Dünyanın sayılı solo timpanistlerinden Haas renkli bir şahsiyet. Klasik müziğin yıldızlarından Emanuel Ax'tan rock gruplarının en şanlılarına kadar birçok müzikçi ve orkestrayla çalışmış. Emerson, Lake and Palmer'ın, Aerosmith'in, Bichael Bolton, Black Sabbath ve Frank Zappa'nın albümlerinde Haas'ın gökgürültüsünü andıran timpanisi duyuluyor.
‘‘Evet, tuhaf bir çalgıdır’’ diyor Haas timpani için. ‘‘Ayaklarını kullanarak, pedallar yardımıyla tonunu belirlersin, genç öğrenciler için ölüm gibidir. Ustalık kazanana kadar canları çıkar... Ayrıca yerinden oynatmak için herkül olmak gerekir. Her biri 80 kilodur.’’
Haas'ın söylediklerine bakılırsa, timpanist için en zor şey timpaniyi çalmak ya da taşımak değil. En zor şey orkestrada solo çalgı olabileceğini kanıtlamak.
‘‘Tam 25 yıl uğraştım bu çalgının solo çalabilecek kadar yetenekli olduğunu kanıtlamak için’’ diyor Haas. ‘‘1979'da Rockfeller Vakfı'na burs için başvurduğumda bu çalgıya fon ayırmayı gerekli bulmuyoruz, demişlerdi. Neyse ki artık böyle düşünmüyorlar.’’
Haas tam bir timpani misyoneri. Glass'a konçerto yazması için başvurduktan sonra işi daha da ileri götürmüş. Gelecek yıl 14 timpaniyle özel bir CD kaydetmeye hazırlanıyor. New York'taki evi tam bir timpani müzesi. 400 civarında çalgıyla birlikte yaşıyor. Aralarında biri çok özel. 2.7 metrelik ve 300 yaşında.
‘‘Bu bir şey değil’’ diyor gülerek. Hayali ilk dev timpaniyi üretmek ve bununla konsere çıkmak. Timpaninin çapı normalde 70 santim. O 180 santim çapı olanını yapacak. ‘‘İçinde üç kişi jakuzi yapabilir, timpani projelerinin Everest'i olacak’’ diyor.
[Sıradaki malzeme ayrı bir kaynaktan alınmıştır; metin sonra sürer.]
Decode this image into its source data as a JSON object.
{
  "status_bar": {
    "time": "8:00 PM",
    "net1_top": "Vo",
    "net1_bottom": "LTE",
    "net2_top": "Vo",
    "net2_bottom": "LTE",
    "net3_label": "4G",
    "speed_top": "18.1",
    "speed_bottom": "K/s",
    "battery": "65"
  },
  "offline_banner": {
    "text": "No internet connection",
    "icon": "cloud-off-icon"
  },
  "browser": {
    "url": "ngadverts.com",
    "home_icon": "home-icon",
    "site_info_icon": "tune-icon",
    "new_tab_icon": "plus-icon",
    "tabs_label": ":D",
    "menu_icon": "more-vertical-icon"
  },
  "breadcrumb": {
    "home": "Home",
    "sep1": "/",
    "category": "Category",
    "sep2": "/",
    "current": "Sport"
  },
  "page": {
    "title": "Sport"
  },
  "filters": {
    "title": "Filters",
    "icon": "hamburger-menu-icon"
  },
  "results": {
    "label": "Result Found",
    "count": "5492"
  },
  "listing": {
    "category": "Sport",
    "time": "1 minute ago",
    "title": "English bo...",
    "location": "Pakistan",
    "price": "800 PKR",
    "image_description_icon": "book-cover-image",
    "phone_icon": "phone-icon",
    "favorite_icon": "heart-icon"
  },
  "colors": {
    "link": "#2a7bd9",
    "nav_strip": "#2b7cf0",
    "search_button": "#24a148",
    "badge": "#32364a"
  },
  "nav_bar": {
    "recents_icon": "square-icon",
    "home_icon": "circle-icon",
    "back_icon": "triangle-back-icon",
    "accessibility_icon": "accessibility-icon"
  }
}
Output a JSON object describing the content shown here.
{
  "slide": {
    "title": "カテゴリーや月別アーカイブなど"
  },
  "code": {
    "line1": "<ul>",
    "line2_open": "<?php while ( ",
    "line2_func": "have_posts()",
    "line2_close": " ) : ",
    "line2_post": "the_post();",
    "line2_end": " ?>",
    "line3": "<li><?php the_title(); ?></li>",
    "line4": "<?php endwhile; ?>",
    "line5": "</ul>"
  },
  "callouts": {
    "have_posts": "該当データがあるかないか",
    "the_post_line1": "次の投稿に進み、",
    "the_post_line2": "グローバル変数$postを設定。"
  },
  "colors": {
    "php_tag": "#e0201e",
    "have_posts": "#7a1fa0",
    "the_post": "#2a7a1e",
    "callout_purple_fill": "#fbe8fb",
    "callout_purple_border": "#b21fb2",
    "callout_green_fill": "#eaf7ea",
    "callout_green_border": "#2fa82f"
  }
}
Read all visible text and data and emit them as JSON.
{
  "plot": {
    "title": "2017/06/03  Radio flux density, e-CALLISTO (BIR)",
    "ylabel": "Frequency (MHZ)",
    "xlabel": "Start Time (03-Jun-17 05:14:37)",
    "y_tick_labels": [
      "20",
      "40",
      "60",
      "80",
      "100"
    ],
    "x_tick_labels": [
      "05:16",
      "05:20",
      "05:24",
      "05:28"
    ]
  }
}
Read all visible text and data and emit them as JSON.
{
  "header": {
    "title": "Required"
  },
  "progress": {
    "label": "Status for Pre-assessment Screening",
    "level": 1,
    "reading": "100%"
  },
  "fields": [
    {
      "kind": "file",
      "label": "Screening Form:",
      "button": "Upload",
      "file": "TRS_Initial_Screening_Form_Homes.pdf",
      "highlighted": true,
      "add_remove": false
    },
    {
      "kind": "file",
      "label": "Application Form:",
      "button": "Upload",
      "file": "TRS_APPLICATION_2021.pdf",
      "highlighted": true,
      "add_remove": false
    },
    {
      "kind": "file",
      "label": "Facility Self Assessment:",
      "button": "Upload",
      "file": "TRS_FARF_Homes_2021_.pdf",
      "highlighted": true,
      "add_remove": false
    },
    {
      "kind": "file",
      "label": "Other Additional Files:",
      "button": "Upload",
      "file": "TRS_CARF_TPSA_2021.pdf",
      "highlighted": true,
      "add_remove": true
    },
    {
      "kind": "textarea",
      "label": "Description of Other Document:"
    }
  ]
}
Haas'a İstanbul'daki konserde İDSO'nun timpani grup şefi Yücel Berrak eşlik edecek. Konserde ayrıca Schnittke'nin ein Sommernachtstraum ve John Adams'ın Lollapalooza adlı eserleri yer alıyor. Şef Mark Kadin.
Konser 23 Ocak Cuma saat 19.30 ve 24 Ocak Cumartesi saat 11.00'de
Atatürk Kültür Merkezi'nde. Gişe: 0212-251 56 00.